Abstract O -Fucosylation plays crucial roles in various essential biological events. Alongside the well-established O -fucosylation of epidermal growth factor-like repeats by protein O -fucosyltransferase 1 (POFUT1) and thrombospondin type 1 repeats by POFUT2, we recently identified a type of O -fucosylation on the elastin microfibril interface (EMI) domain of Multimerin-1 (MMRN1). Here, using AlphaFold2 screens, co-immunoprecipitation, enzymatic assays combined with mass spectrometric analysis and CRISPR–Cas9 knockouts, we demonstrate that FUT10 and FUT11, originally annotated in UniProt as α1,3-fucosyltransferases, are actually POFUTs responsible for modifying EMI domains; thus, we renamed them as POFUT3 and POFUT4, respectively.
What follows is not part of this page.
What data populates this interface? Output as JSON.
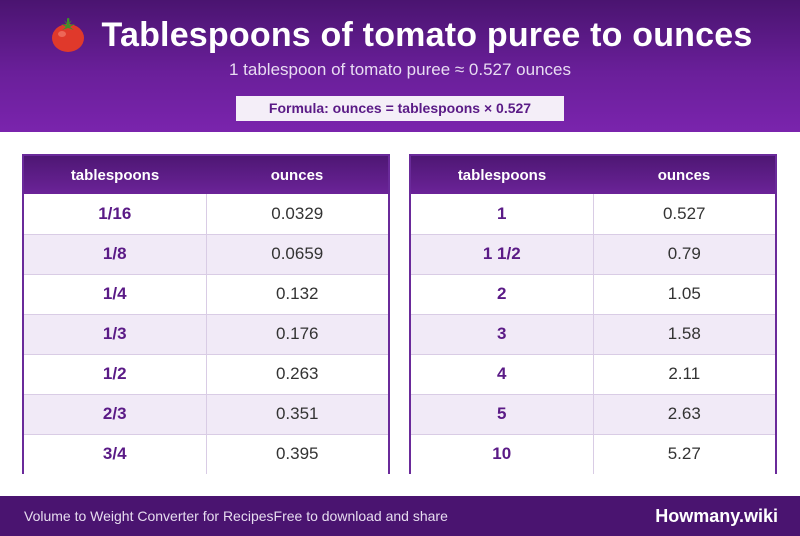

Like POFUT1/2, POFUT3/4 function in the endoplasmic reticulum, require folded domain structures for modification and participate in a non-canonical endoplasmic reticulum quality control pathway for EMI domain-containing protein secretion. This finding expands the O -fucosylation repertoire and provides an entry point for further exploration in this emerging field of O -fucosylation.